One of the first things you learn about the nautically intrepid teenager is that Holland, where she then lived, took 10 months in court to try and end the parentally approved journey before it’d even begun—attempting, among other things, to get Dekker thrown into a psych ward and to revoke her parents’ custody. Born in transit in New Zealand to parents who were themselves in the middle of a global sea voyage, Dekker had wanderlust coursing through her veins from infancy. Through her exhilarating footage, you see an adolescent struggling with the things we all did at that age, namely resenting authority and searching for a still nascent identity. The film’s charm and success rests squarely on Dekker acting her age throughout, even though she’s ultimately doing something very dangerous, trying, and heroic. It’s a mostly smooth trip, except for a stormy stretch through the Indian Ocean, when it appears Dekker might be in crisis mode. Thunder rolls and the ocean crashes on, alongside, and into the 38-foot boat, Guppy. Dekker’s response? “It’s really cool to see how the boat figures its way through the waves.”

Opens January 17

12/04/13 4:00am

Some Velvet Morning
Directed by Neil LaBute

Multi-hyphenate provocateur Neil LaBute goes back to basics with this film, which deals in the pernicious gender politics and interpersonal turmoil in which the director most gleefully revels. In many ways Velvet feels like the foregone, tongue-in-cheek conclusion to a trilogy that chronicles misogyny vis-à-vis male identity anxieties, beginning with LaBute’s debut black comedy In the Company of Men and continuing through The Shape of Things. A word to the uninitiated: LaBute is a master of the slow burn, especially here; he doesn’t really get dirty until the film’s explosive final minutes. But give yourself over, and it’s worth the wait: LaBute’s objectives crystalize into something delightfully maniacal.

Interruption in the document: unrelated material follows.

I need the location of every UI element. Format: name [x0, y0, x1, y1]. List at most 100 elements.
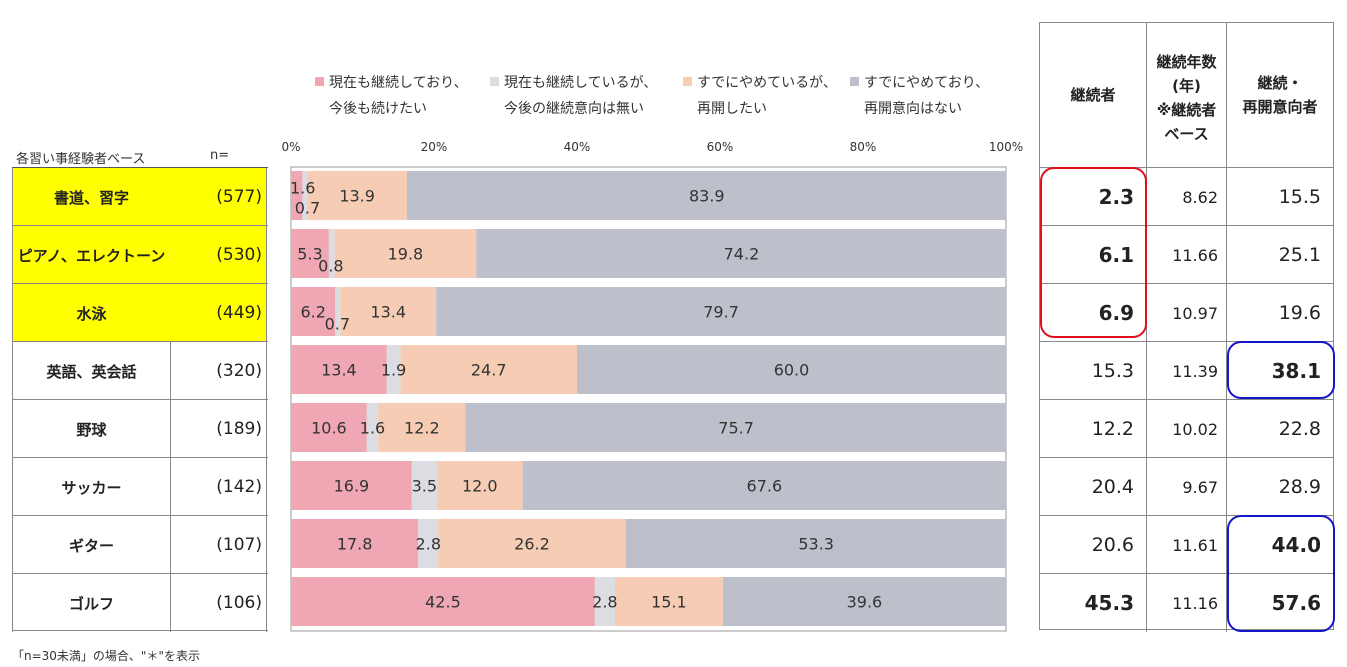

The titular textile is actually a nickname: Velvet (Alice Eve) unexpectedly, begrudgingly welcomes Fred (Stanley Tucci) into her home one morning. He arrives with luggage in tow and a glint in his eye; he’s left his wife of 20 years and is ready to commit to his relationship with Velvet, which has fallen off in the past year. Roughly twice her age, Fred is a handsome, rugged A-type, a lawyer whom she met while she was dating his son and moonlighting as a prostitute.

LaBute lets their dynamic unfold with churlish delight, creating an increasingly discomfiting environment as each bares their teeth. Velvet has the transgressive feel of an off-Broadway play: it’s set in one location, a small, claustrophobia-inducing apartment; and through lots of coy, circuitous dialogue, the couple’s relationship becomes clearer as they poke and prod one another about past failings and the potential problems moving forward. Still, the details revealed offer few explanations, and the he said/she said repartee quickly descends into grisly bickering.

Tucci plays against type and is, as usual, fantastic. But it’s Alice Eve’s roller-coaster performance that stands out: she travails the emotional terrain with ease, delivering one of the year’s best performances. If you’re pissed off at the end then LaBute has likely accomplished his goals. Some Velvet Morning is his best film in a decade.